Q: Freedom House has documented a global democratic decline over 17 consecutive years. Do attacks on LGBT+ people presage a greater democratic retreat in the places you work? If so, how?

UHAI: In a robust and healthy democracy, equal rights and protections should be extended to all citizens, regardless of their sexual orientation or gender identity. Democracies thrive on inclusivity and the recognition of diverse perspectives. When these protections are eroded or undermined, it signals a regression in democratic values and principles. When protections for LGBT+ individuals are diminished, it can lead to a fragmented society, deepening social divisions, and an erosion of social cohesion—all of which are detrimental to democratic stability. Reversing these declines is essential for safeguarding and revitalizing democracy.

ILGA-Europe: Attempts to curtail LGBT+ rights are certainly linked to greater attacks on democratic principles. That can be a consequence, not just a precursor, of a broader democratic decline, since those who attack LGBT+ people often target other minorities in their quest for power. But sometimes, these acts are the first steps authoritarians take in their efforts to disassemble core democratic institutions. And LGBT+ people face serious real-world consequences. In the most recent edition of our Annual Review of the Human Rights Situation of LGBTI People in Europe and Central Asia, we noted that 2022 was the most violent year for the region’s LGBT+ people in the past decade.


Q: There have been many threats to LGBT+ people’s rights and freedoms across Africa, from officially sanctioned persecution to targeted violence. Describe the current realities facing LGBT+ people in your region. What threats do they face?

UHAI: LGBT+ individuals often face deep-rooted social stigma and discrimination within their communities, families, and workplaces, all of which contribute to the perpetuation of violence and hate crimes. Several African countries maintain laws that criminalize same-sex activity, with punishments ranging from imprisonment to the death penalty. The absence of comprehensive antidiscrimination laws and the criminalization of same-sex activity contribute to a climate of fear and insecurity. Despite these challenges, it is important to acknowledge the resilience and strength of LGBT+ individuals and organizations in Africa, who continue to advocate for their rights, provide support, and foster community networks.

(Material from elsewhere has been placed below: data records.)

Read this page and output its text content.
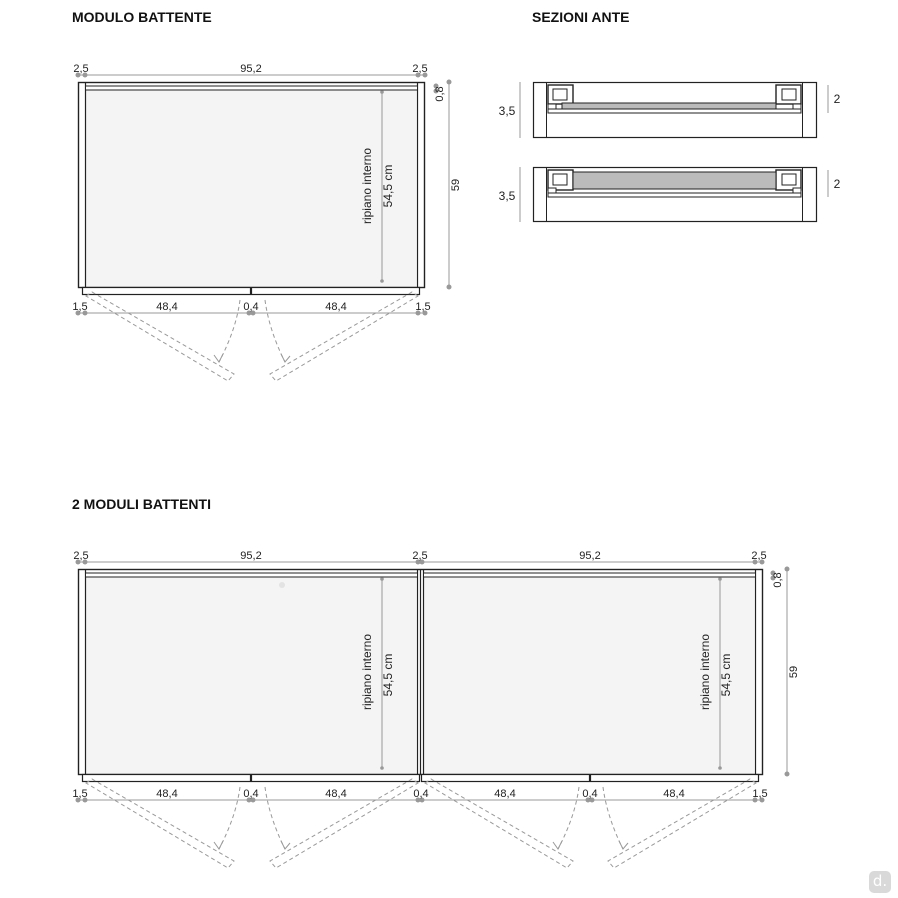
MODULO BATTENTE	SEZIONI ANTE
2 MODULI BATTENTI
2,5	95,2	2,5
ripiano interno 54,5 cm
0,8
59
1,5	48,4	0,4	48,4	1,5
3,5
2
3,5
2
2,5	95,2	2,5	95,2	2,5
ripiano interno 54,5 cm	ripiano interno 54,5 cm
0,8
59
1,5	48,4	0,4	48,4	0,4	48,4	0,4	48,4	1,5
d.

Q: While regional public discourse is becoming more polarized and violent, LGBT+ human rights defenders have scored wins. How are LGBT+ advocates advancing human rights and protecting democracy?

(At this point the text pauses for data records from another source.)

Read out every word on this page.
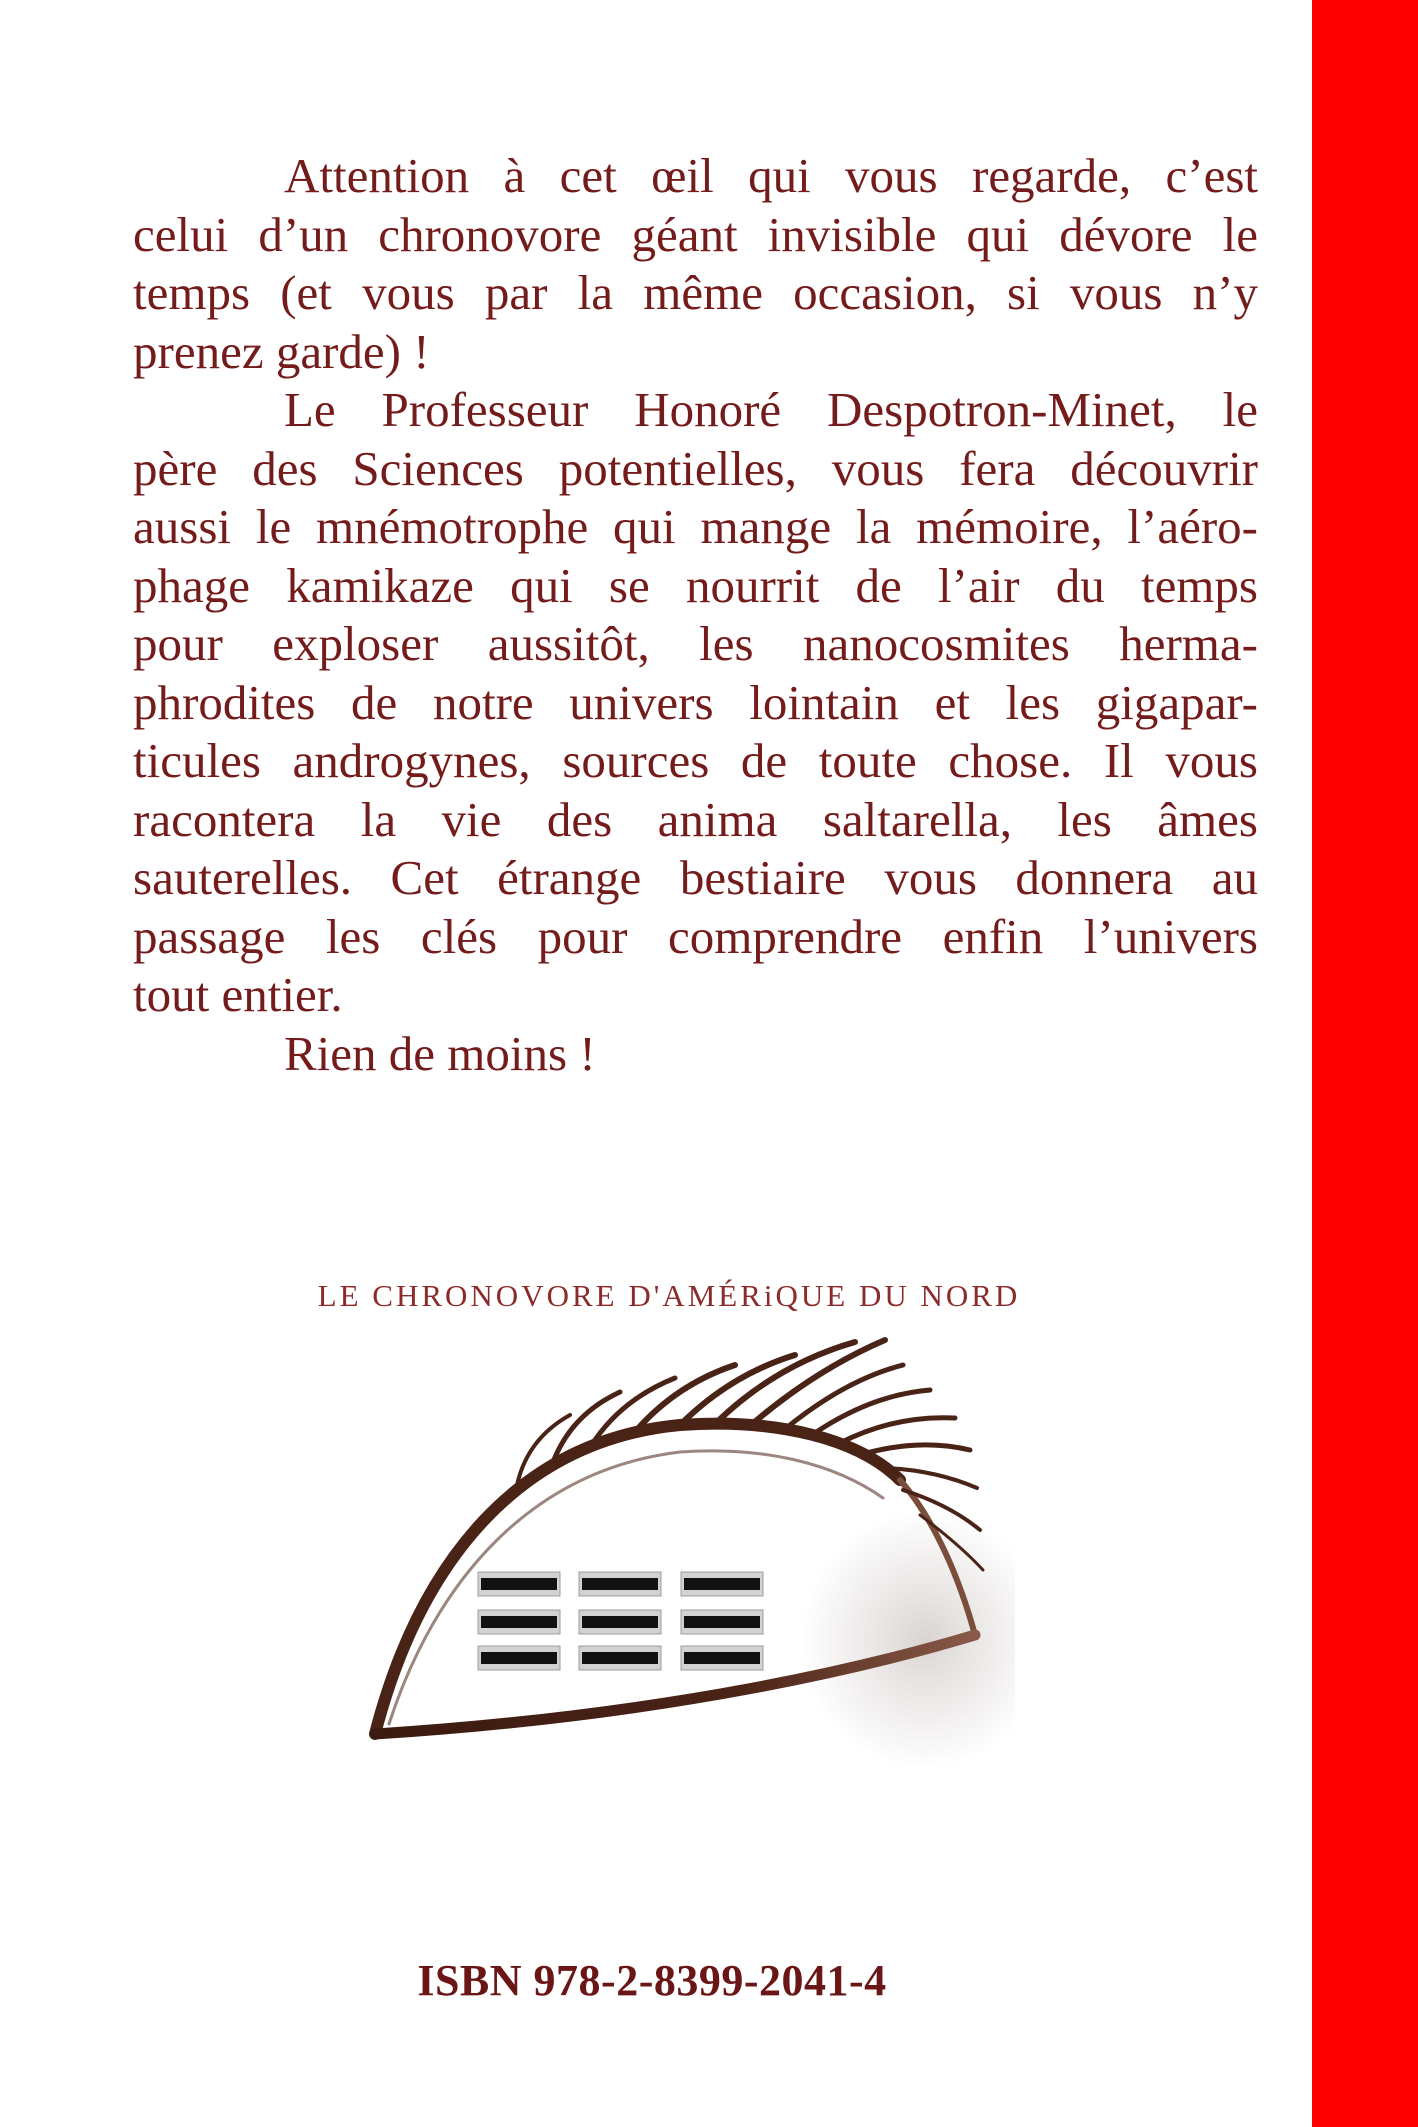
Attention à cet œil qui vous regarde, c’est
celui d’un chronovore géant invisible qui dévore le
temps (et vous par la même occasion, si vous n’y
prenez garde) !
Le Professeur Honoré Despotron-Minet, le
père des Sciences potentielles, vous fera découvrir
aussi le mnémotrophe qui mange la mémoire, l’aéro-
phage kamikaze qui se nourrit de l’air du temps
pour exploser aussitôt, les nanocosmites herma-
phrodites de notre univers lointain et les gigapar-
ticules androgynes, sources de toute chose. Il vous
racontera la vie des anima saltarella, les âmes
sauterelles. Cet étrange bestiaire vous donnera au
passage les clés pour comprendre enfin l’univers
tout entier.
Rien de moins !
LE CHRONOVORE D'AMÉRiQUE DU NORD
ISBN 978-2-8399-2041-4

UHAI: Some African countries have made real progress in expanding LGBT+ rights, like Botswana and Namibia; the latter country’s Supreme Court recently recognized same-sex marriages conducted abroad. The decriminalization of same-sex activity has also taken place, like in Angola. However, the overall situation remains complex. Advocates have to lodge a continued effort to protect and advance LGBT+ rights across the continent. But by focusing on community-led solutions and engaging directly with LGBT+ people, we can help address specific challenges and empower individuals to become agents of change.

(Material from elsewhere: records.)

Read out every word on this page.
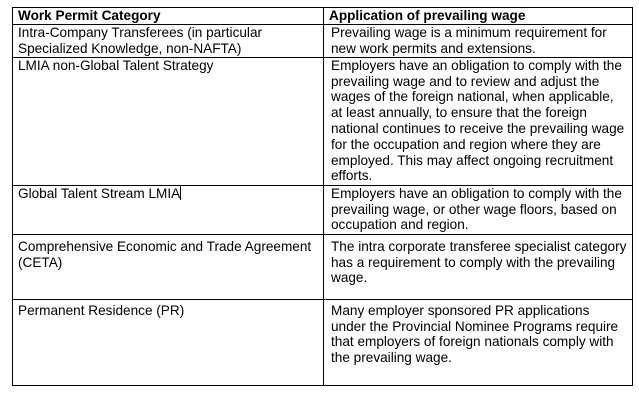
Work Permit Category	Application of prevailing wage
Intra-Company Transferees (in particular Specialized Knowledge, non-NAFTA)	Prevailing wage is a minimum requirement for new work permits and extensions.
LMIA non-Global Talent Strategy	Employers have an obligation to comply with the prevailing wage and to review and adjust the wages of the foreign national, when applicable, at least annually, to ensure that the foreign national continues to receive the prevailing wage for the occupation and region where they are employed. This may affect ongoing recruitment efforts.
Global Talent Stream LMIA	Employers have an obligation to comply with the prevailing wage, or other wage floors, based on occupation and region.
Comprehensive Economic and Trade Agreement (CETA)	The intra corporate transferee specialist category has a requirement to comply with the prevailing wage.
Permanent Residence (PR)	Many employer sponsored PR applications under the Provincial Nominee Programs require that employers of foreign nationals comply with the prevailing wage.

ILGA-Europe: While the public discourse is indeed becoming more hostile, particularly against transgender people, there is a clear political will to advance LGBT+ rights. Governments in Finland, Spain, and Scotland have passed laws making it easier for transgender people to receive legal recognition of their gender identities based on self-determination, though the UK government has sought to block the Scottish law. Moldovan activists helped secure major legislative victories in 2022, even as that country’s leaders were focused on the war in Ukraine. Same-sex couples can marry and adopt in Slovenia and Switzerland. Continued progress on LGBT+ rights might look different in different places, but that progress is clearly within reach. The region’s LGBT+ movement has proven itself to be strong, persistent, and successful despite fierce opposition.